@Snow Leopard Folic acid is not folate.
Sorry to be picky but...
Folate indicates a collection of "folates" that is not chemically well-characterized, including other members of the family of pteroylglutamates, or mixtures of them, having various levels of reduction of the pteridine ring, one-carbon substitutions and different numbers of glutamate residues.
( https://en.wikipedia.org/wiki/Folic_acid )
I think what you mean is that synthetic folic acid is not as good as dietary folate or the reduced form of folate, MTHF.
Each different form of folate (eg: synthetic folic acid, DHF, folinic acid, THF etc...) requires a number of different enzymatic steps to be turned into the reduced active form (MTHF), and the synthetic form Is the one requiring more of these steps.

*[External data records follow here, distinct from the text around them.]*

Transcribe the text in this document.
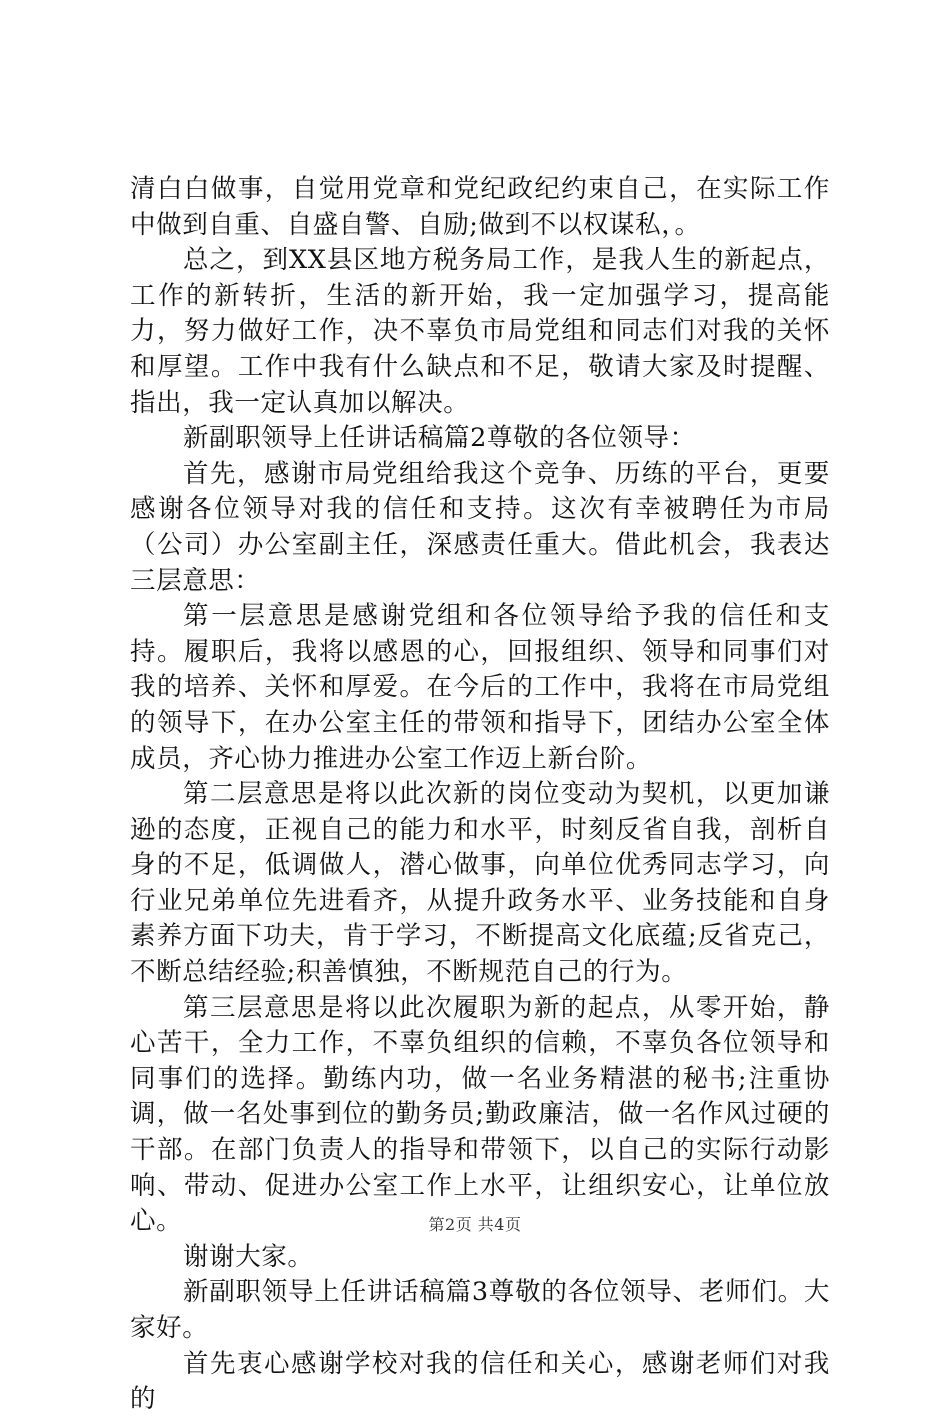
清白白做事，自觉用党章和党纪政纪约束自己，在实际工作中做到自重、自盛自警、自励;做到不以权谋私，。

总之，到XX县区地方税务局工作，是我人生的新起点，工作的新转折，生活的新开始，我一定加强学习，提高能力，努力做好工作，决不辜负市局党组和同志们对我的关怀和厚望。工作中我有什么缺点和不足，敬请大家及时提醒、指出，我一定认真加以解决。

新副职领导上任讲话稿篇2尊敬的各位领导：

首先，感谢市局党组给我这个竞争、历练的平台，更要感谢各位领导对我的信任和支持。这次有幸被聘任为市局（公司）办公室副主任，深感责任重大。借此机会，我表达三层意思：

第一层意思是感谢党组和各位领导给予我的信任和支持。履职后，我将以感恩的心，回报组织、领导和同事们对我的培养、关怀和厚爱。在今后的工作中，我将在市局党组的领导下，在办公室主任的带领和指导下，团结办公室全体成员，齐心协力推进办公室工作迈上新台阶。

第二层意思是将以此次新的岗位变动为契机，以更加谦逊的态度，正视自己的能力和水平，时刻反省自我，剖析自身的不足，低调做人，潜心做事，向单位优秀同志学习，向行业兄弟单位先进看齐，从提升政务水平、业务技能和自身素养方面下功夫，肯于学习，不断提高文化底蕴;反省克己，不断总结经验;积善慎独，不断规范自己的行为。

第三层意思是将以此次履职为新的起点，从零开始，静心苦干，全力工作，不辜负组织的信赖，不辜负各位领导和同事们的选择。勤练内功，做一名业务精湛的秘书;注重协调，做一名处事到位的勤务员;勤政廉洁，做一名作风过硬的干部。在部门负责人的指导和带领下，以自己的实际行动影响、带动、促进办公室工作上水平，让组织安心，让单位放心。

谢谢大家。

新副职领导上任讲话稿篇3尊敬的各位领导、老师们。大家好。

首先衷心感谢学校对我的信任和关心，感谢老师们对我的

第2页 共4页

People with slow folate metabolism (MTHFR 677 defect) may need to use more active form of folate (folinic, 5-MTHF) but I don't think this has to be taken as an absolute proposition.
There's plenty of people with MTHFR mutations that have no folate issues just by keeping a decent diet. I am MTHFR homozygous and have suffered very high homocysteine. Before knowing about the defect I was given the regular "horrible" folic acid and yet my homocysteine went down pretty quickly.
Some of the claims about MTHFR and methyl-folate seem quite hyperbolic to me, although it certainly make sense to check for possible known mutations and correct the issue.